A TRIBUTE to an Admiral is being removed over his connection to the slave trade.

The plaque in Western Road, Brighton, to Sir Edward Codrington was taken down this morning after website “Topple the racists” listed him as owning slaves.

The tribute to the Battle of Trafalgar and Battle of Navarino Admiral had been placed outside the address where he used to live.

Brighton and Hove City Council said: "After being made aware of an online threat to the Sir Edward Codrington plaque we felt it was appropriate for us to make the building’s owners aware of this.

"We left it to them to decide what action, if any, they wished to take."

READ MORE: Calls for removal of two Brighton plaques due to slavery links>>>

Research from University College London reported that the Admiral inherited the Folly estate on Antigua from his father in 1741.

The research found: “Son of Sir William Codrington 1st bart and father of Christopher Bethell Codrington, Admiral Edward Codrington, Caroline Walrond. 

“London merchant, partner with John Miller. Inherited the Folly estate on Antigua from his father in 1741. 

“The estate is not mentioned in his own will but he left his unspecified plantations in Antigua and elsewhere in the West Indies equally among his five children.”

This comes as all street names are to be reviewed in Brighton and Hove in light of the Black Lives Matter movement. 

The Argus:

A letter calling for action has received 500 signatures since Wednesday afternoon.

Becca Bashford, co-author of the open letter, said: “I’m so glad this plaque has been removed so swiftly.

“It symbolises a part of British history which we should refuse to glorify, and doesn’t reflect the ethos of our amazing city.

“I look forward to seeing the council continue to listen to their community while they review other monuments, and make further efforts to be actively anti-racist and anti-imperialist.”

The leader of the council has said it will be reviewing all plaques, monuments, statues and street names to ensure they “reflect the city’s values”. 

Labour councillor Nancy Platts made the announcement amid anti-racism protests across the UK in which a slave trader’s statue in Bristol was torn down and thrown into the harbour.

She said: “The Black Lives Matter movement has rightly shone a spotlight on colonial statues and street names in the UK and elsewhere in the world.

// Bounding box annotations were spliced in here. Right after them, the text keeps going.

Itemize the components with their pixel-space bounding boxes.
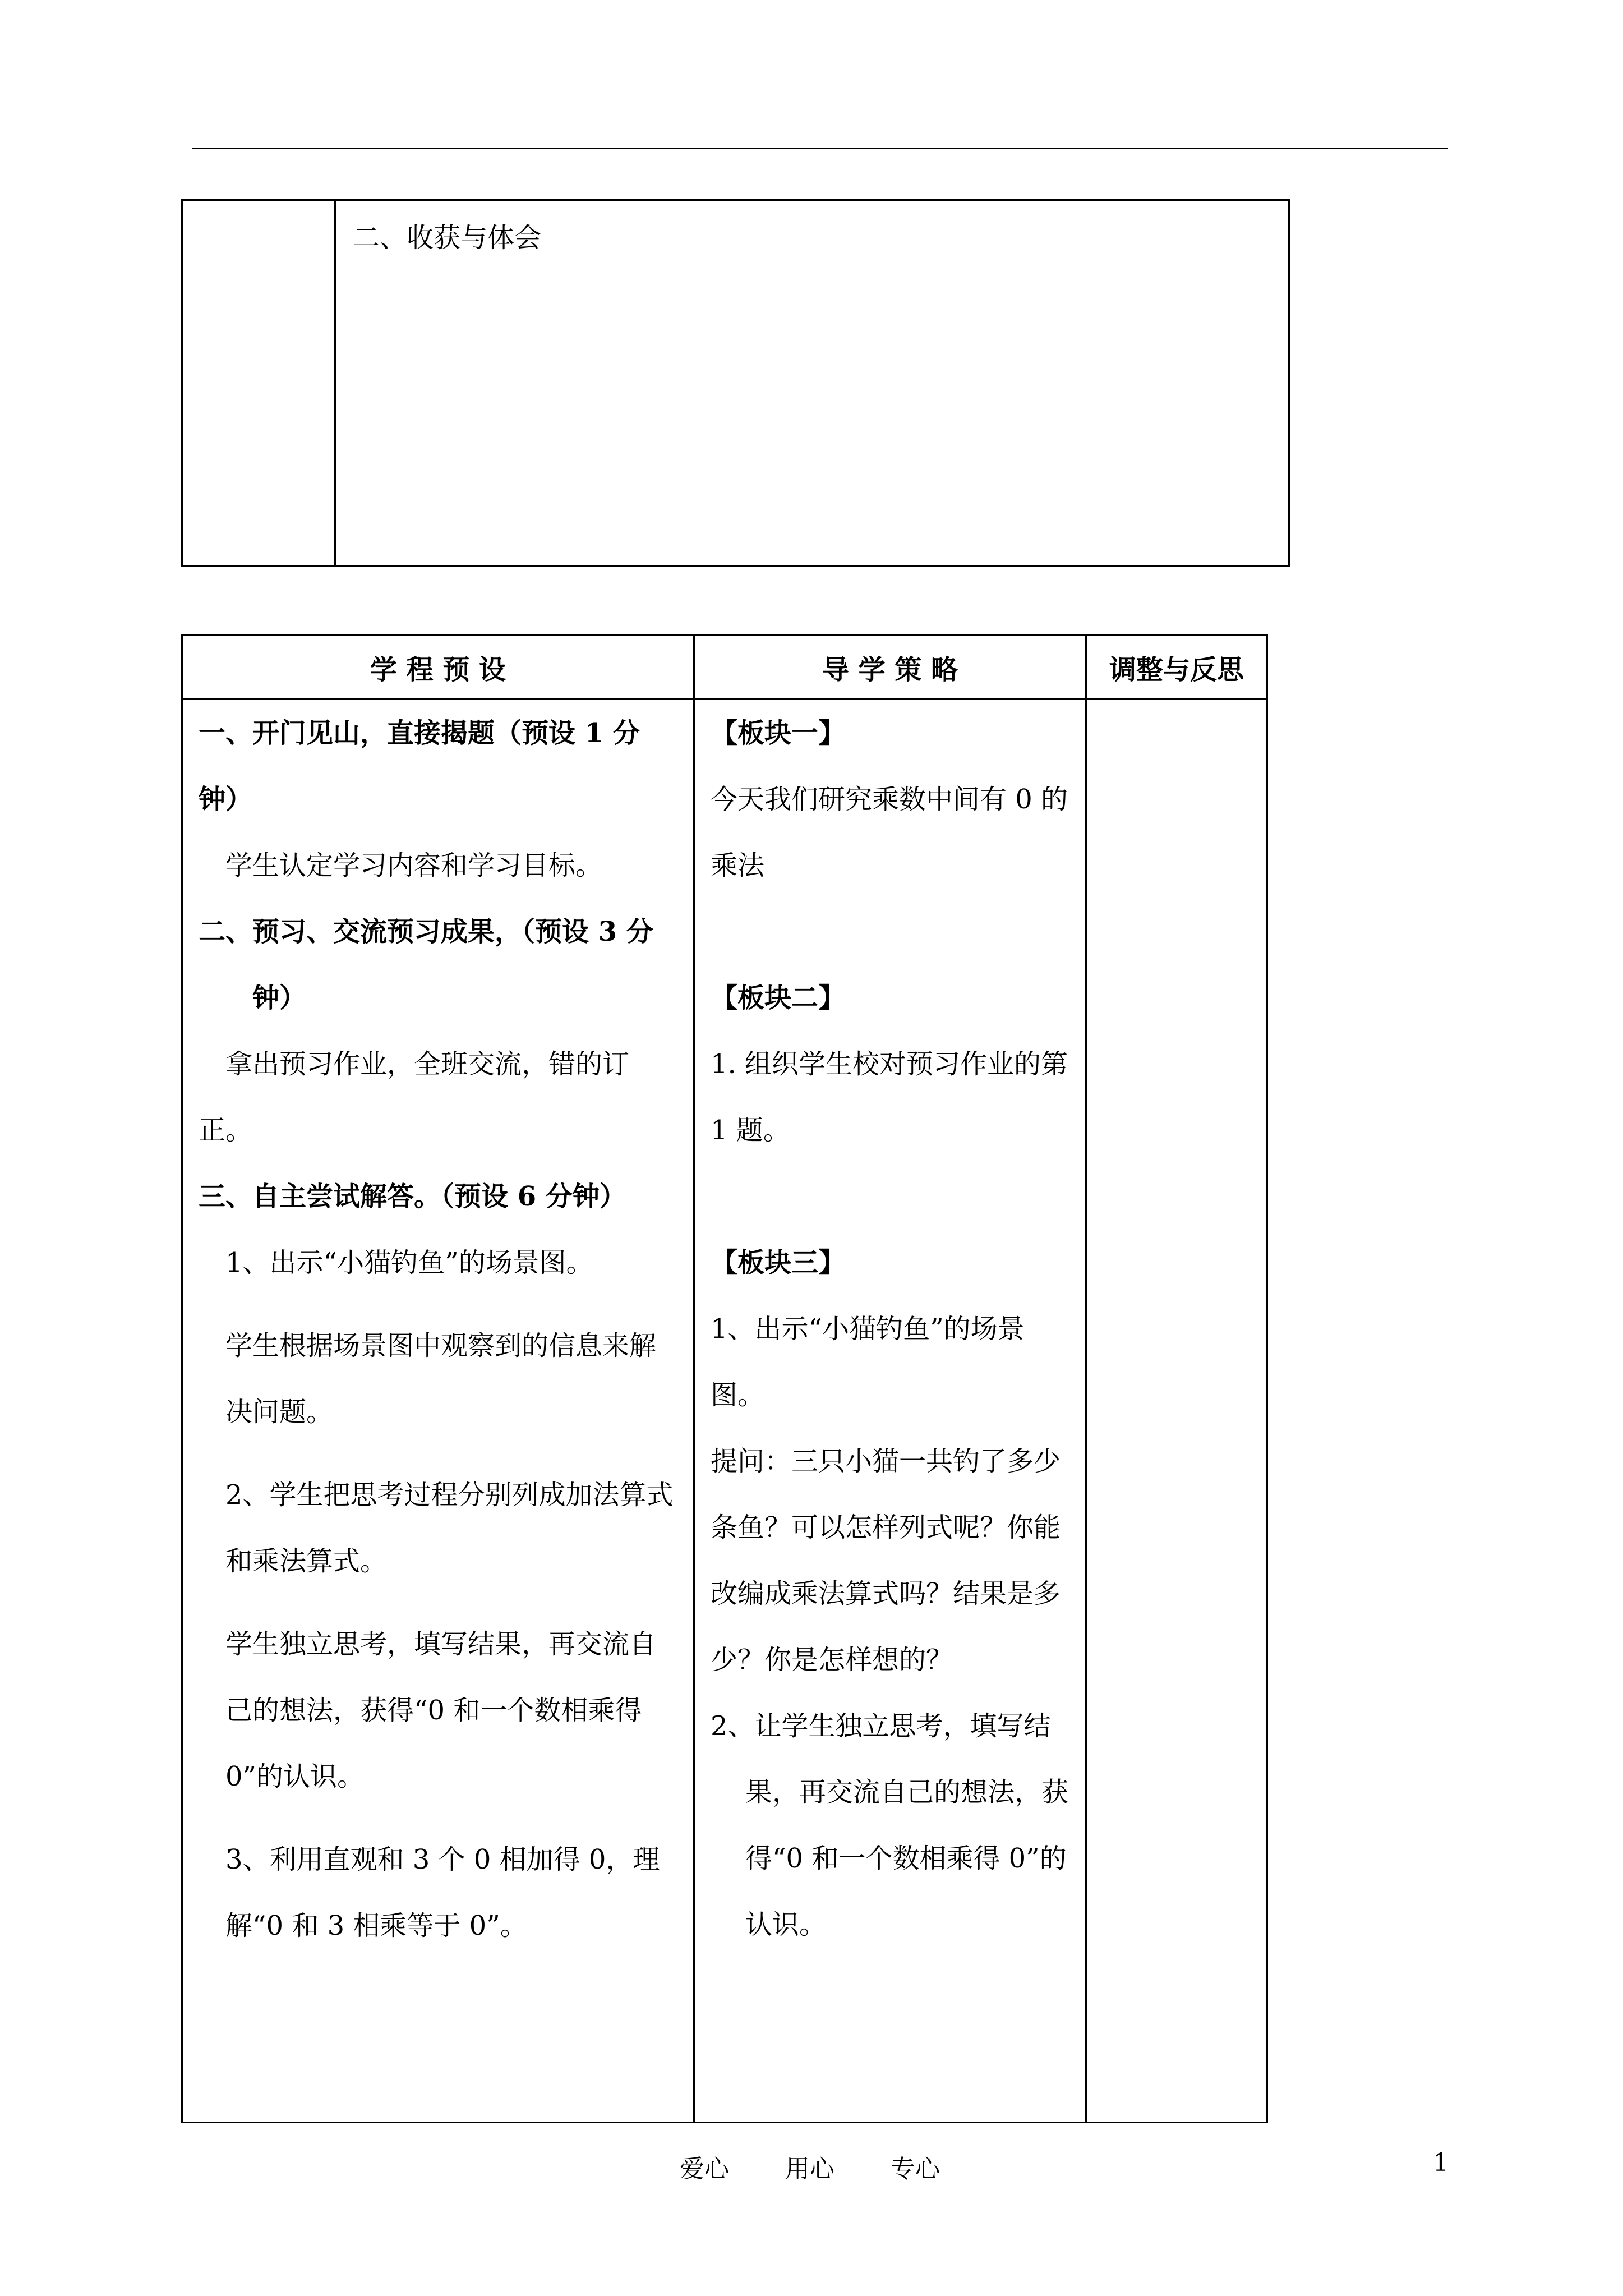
section-3-step-1: 1、出示“小猫钓鱼”的场景图。 <box>225 1247 593 1278</box>
header-guidance-strategy: 导 学 策 略 <box>694 635 1086 700</box>
section-1-title: 一、开门见山，直接揭题（预设 1 分钟） <box>199 717 640 815</box>
block-1-title: 【板块一】 <box>711 717 846 749</box>
section-1-text: 学生认定学习内容和学习目标。 <box>225 850 603 881</box>
block-3-title: 【板块三】 <box>711 1247 846 1278</box>
reflection-left-cell <box>182 200 335 566</box>
block-3-step-1: 1、出示“小猫钓鱼”的场景图。 <box>711 1313 1025 1411</box>
section-2-text: 拿出预习作业，全班交流，错的订正。 <box>199 1048 630 1146</box>
section-3-note-2: 学生独立思考，填写结果，再交流自己的想法，获得“0 和一个数相乘得 0”的认识。 <box>225 1628 657 1792</box>
section-3-step-2: 2、学生把思考过程分别列成加法算式和乘法算式。 <box>225 1479 674 1577</box>
reflection-heading: 二、收获与体会 <box>353 222 542 254</box>
reflection-content-cell <box>335 200 1289 566</box>
footer-word-3: 专心 <box>891 2155 940 2183</box>
footer-motto <box>680 2148 996 2184</box>
section-3-title: 三、自主尝试解答。（预设 6 分钟） <box>199 1181 626 1212</box>
guidance-strategy-cell <box>694 700 1086 2123</box>
header-rule <box>192 148 1448 149</box>
page-number: 1 <box>1433 2148 1449 2177</box>
block-2-text: 1. 组织学生校对预习作业的第 1 题。 <box>711 1048 1068 1146</box>
block-3-step-2: 2、让学生独立思考，填写结果，再交流自己的想法，获得“0 和一个数相乘得 0”的认识。 <box>711 1710 1069 1940</box>
section-2-title: 二、预习、交流预习成果，（预设 3 分钟） <box>199 916 653 1014</box>
block-2-title: 【板块二】 <box>711 982 846 1014</box>
lesson-plan-table <box>181 634 1268 2123</box>
section-3-note-1: 学生根据场景图中观察到的信息来解决问题。 <box>225 1330 657 1428</box>
block-3-question: 提问：三只小猫一共钓了多少条鱼？可以怎样列式呢？你能改编成乘法算式吗？结果是多少？你是怎样想的？ <box>711 1446 1061 1676</box>
adjustment-reflection-cell <box>1086 700 1267 2123</box>
footer-word-2: 用心 <box>785 2155 834 2183</box>
learning-process-cell <box>182 700 694 2123</box>
footer-word-1: 爱心 <box>680 2155 729 2183</box>
section-3-step-3: 3、利用直观和 3 个 0 相加得 0，理解“0 和 3 相乘等于 0”。 <box>225 1844 660 1941</box>
header-adjustment-reflection: 调整与反思 <box>1086 635 1267 700</box>
header-learning-process: 学 程 预 设 <box>182 635 694 700</box>
block-1-text: 今天我们研究乘数中间有 0 的乘法 <box>711 784 1068 881</box>
reflection-table <box>181 199 1290 567</box>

“In Brighton and Hove we’re currently reviewing all plaques, monuments, statues and street names on public land to ensure that we’re celebrating legacies that reflect our city’s values. 

“We will seek to remove any statues or monuments with clear associations with enslavement or plantations.

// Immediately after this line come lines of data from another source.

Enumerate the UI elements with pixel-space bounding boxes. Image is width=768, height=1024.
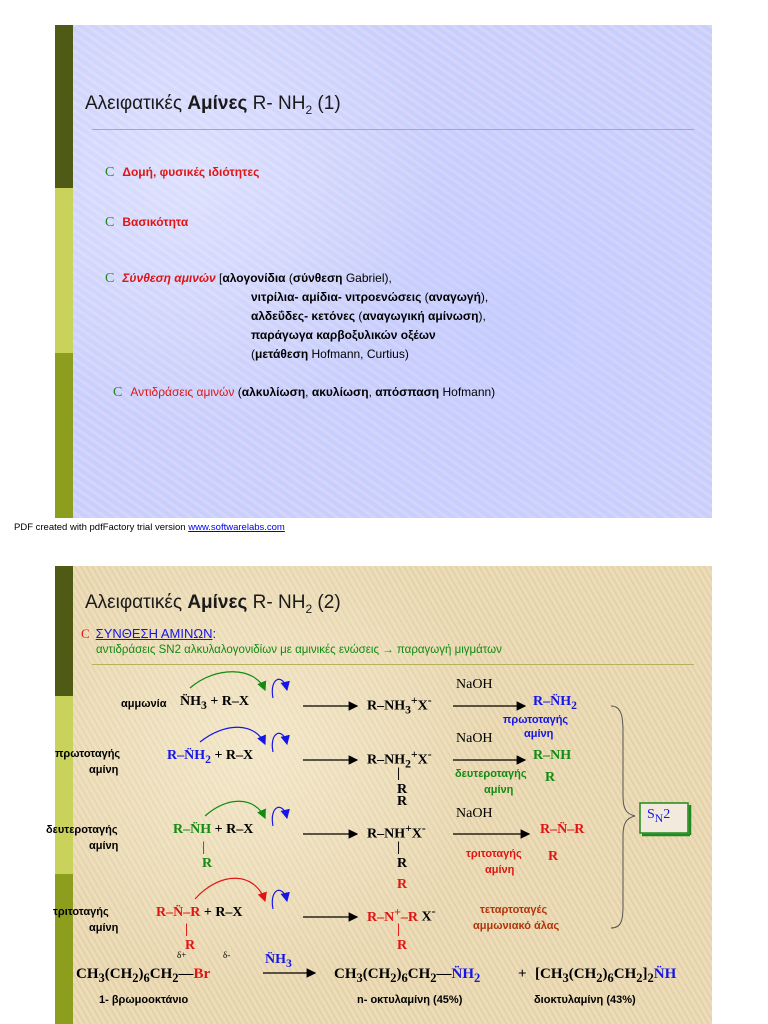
text-run: ( [285,271,293,285]
bullet-basicity: C Βασικότητα [105,215,189,230]
softwarelabs-link[interactable]: www.softwarelabs.com [188,522,285,533]
row2-product-r: R [545,770,556,785]
text-run: , [368,385,376,399]
row1-product: $R-N̈H_2$ [533,694,577,712]
label-quaternary-2: αμμωνιακό άλας [473,920,560,932]
slide-1-title: Αλειφατικές Αμίνες R- $NH_2$ (1) [85,93,341,117]
equation-over-arrow: $N̈H_3$ [265,952,292,970]
label-secondary-product: δευτεροταγής [455,768,527,780]
delta-plus: δ+ [177,950,187,960]
equation-plus: + [518,966,527,982]
label-tertiary: τριτοταγής [53,906,109,918]
row4-reactants: R–N̈–R + R–X [156,905,243,920]
row3-curved-arrow-green [205,801,265,818]
synthesis-heading: C ΣΥΝΘΕΣΗ ΑΜΙΝΩΝ: [81,626,217,641]
row4-reactant-r: | R [185,922,196,953]
sn2-box-label: $S_N2$ [647,807,671,825]
row4-intermediate-r: | R [397,922,408,953]
row3-product-r: R [548,849,559,864]
row4-top-r: R [397,877,408,892]
label-tertiary-product: τριτοταγής [466,848,522,860]
pdf-footer: PDF created with pdfFactory trial version www.softwarelabs.com [14,522,285,533]
text-run: ( [251,347,255,361]
row3-curved-arrow-blue [272,807,287,826]
row3-reactant-r: | R [202,840,213,871]
reaction-arrows-svg [55,566,712,1024]
row3-intermediate: R–NH+X- [367,822,426,842]
label-primary-product-amine: αμίνη [524,728,554,740]
bullet-reactions: C Αντιδράσεις αμινών (αλκυλίωση, ακυλίωση, απόσπαση Hofmann) [113,385,496,400]
row4-intermediate: R–N+–R X- [367,905,436,925]
row3-naoh: NaOH [456,806,493,821]
equation-reagent: $CH_3(CH_2)_6CH_2—Br$ [76,966,211,985]
text-run: αναγωγή [428,290,481,304]
text-run: αναγωγική αμίνωση [362,309,479,323]
slide-2-title: Αλειφατικές Αμίνες R- $NH_2$ (2) [85,592,341,616]
text-run: αλκυλίωση [241,385,306,399]
row2-curved-arrow-blue-2 [272,733,287,752]
bullet-synthesis: C Σύνθεση αμινών [αλογονίδια (σύνθεση Gabriel), νιτρίλια- αμίδια- νιτροενώσεις (αναγωγή), αλδεΰδες- κετόνες (αναγωγική αμίνωση), παράγωγα καρβοξυλικών οξέων (μετάθεση Hofmann, Curtius) [105,271,489,361]
label-ammonia: αμμωνία [121,698,167,710]
text-run: Hofmann) [439,385,496,399]
label-bromooctane: 1- βρωμοοκτάνιο [99,994,189,1006]
text-run: σύνθεση [292,271,343,285]
text-run: μετάθεση [255,347,309,361]
text-run: παράγωγα καρβοξυλικών οξέων [251,328,436,342]
text-run: ( [234,385,242,399]
label-octylamine: n- οκτυλαμίνη (45%) [357,994,463,1006]
row1-curved-arrow-green [190,672,265,690]
row2-intermediate: $R-NH_2^+X^-$ [367,748,432,771]
text-run: Hofmann, Curtius) [308,347,409,361]
row3-intermediate-r: | R [397,840,408,871]
sn2-subline: αντιδράσεις SN2 αλκυλαλογονιδίων με αμινικές ενώσεις → παραγωγή μιγμάτων [96,644,502,656]
row2-product: R–NH [533,748,572,763]
row1-intermediate: $R-NH_3^+X^-$ [367,694,432,717]
text-run: [ [215,271,223,285]
label-quaternary-1: τεταρτοταγές [480,904,548,916]
row2-naoh: NaOH [456,731,493,746]
text-run: ), [480,290,489,304]
label-secondary-product-amine: αμίνη [484,784,514,796]
row1-naoh: NaOH [456,677,493,692]
row3-product: R–N̈–R [540,822,585,837]
row4-curved-arrow-blue [272,890,287,909]
row2-curved-arrow-blue [200,727,265,744]
label-secondary-amine: αμίνη [89,840,119,852]
bullet-structure: C Δομή, φυσικές ιδιότητες [105,165,260,180]
slide-1-side-bar [55,25,73,518]
slide-1-divider [92,129,694,130]
equation-product-1: $CH_3(CH_2)_6CH_2—N̈H_2$ [334,966,481,985]
row3-top-r: R [397,794,408,809]
text-run: νιτρίλια- αμίδια- νιτροενώσεις [251,290,422,304]
row3-reactants: R–N̈H + R–X [173,822,254,837]
row2-intermediate-r: | R [397,766,408,797]
row1-curved-arrow-blue [272,679,287,698]
slide-1 [55,25,712,518]
brace [611,706,635,928]
label-primary-product: πρωτοταγής [503,714,569,726]
text-run: ακυλίωση [311,385,369,399]
row1-reactants: $N̈H_3 + R-X$ [180,694,250,712]
label-dioctylamine: διοκτυλαμίνη (43%) [534,994,636,1006]
label-primary: πρωτοταγής [55,748,121,760]
text-run: Gabriel), [342,271,392,285]
delta-minus: δ- [223,950,231,960]
label-secondary: δευτεροταγής [46,824,118,836]
slide-2 [46,566,712,1024]
text-run: ( [421,290,429,304]
text-run: απόσπαση [375,385,440,399]
label-tertiary-product-amine: αμίνη [485,864,515,876]
row2-reactants: $R-N̈H_2 + R-X$ [167,748,254,766]
text-run: ), [478,309,486,323]
text-run: ( [355,309,363,323]
text-run: αλδεΰδες- κετόνες [251,309,356,323]
label-primary-amine: αμίνη [89,764,119,776]
equation-product-2: $[CH_3(CH_2)_6CH_2]_2N̈H$ [535,966,677,985]
row4-curved-arrow-red [195,878,265,901]
text-run: , [305,385,312,399]
label-tertiary-amine: αμίνη [89,922,119,934]
text-run: αλογονίδια [222,271,286,285]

“We will talk with the council’s BME Workers Forum, our local BAME communities and historians to ensure we fully understand the history of our statues and street names and we’ll work collaboratively to commission new street art installations which celebrate the Black community.

“I would like people to contact me directly if they are aware of any statues, monuments, street or building names which cause them concern.

“We’re also aware of two plaques that have been identified on a website for removal. 

“These are on private property. 

“We’ll be contacting the owners to ask them to consider their appropriateness.”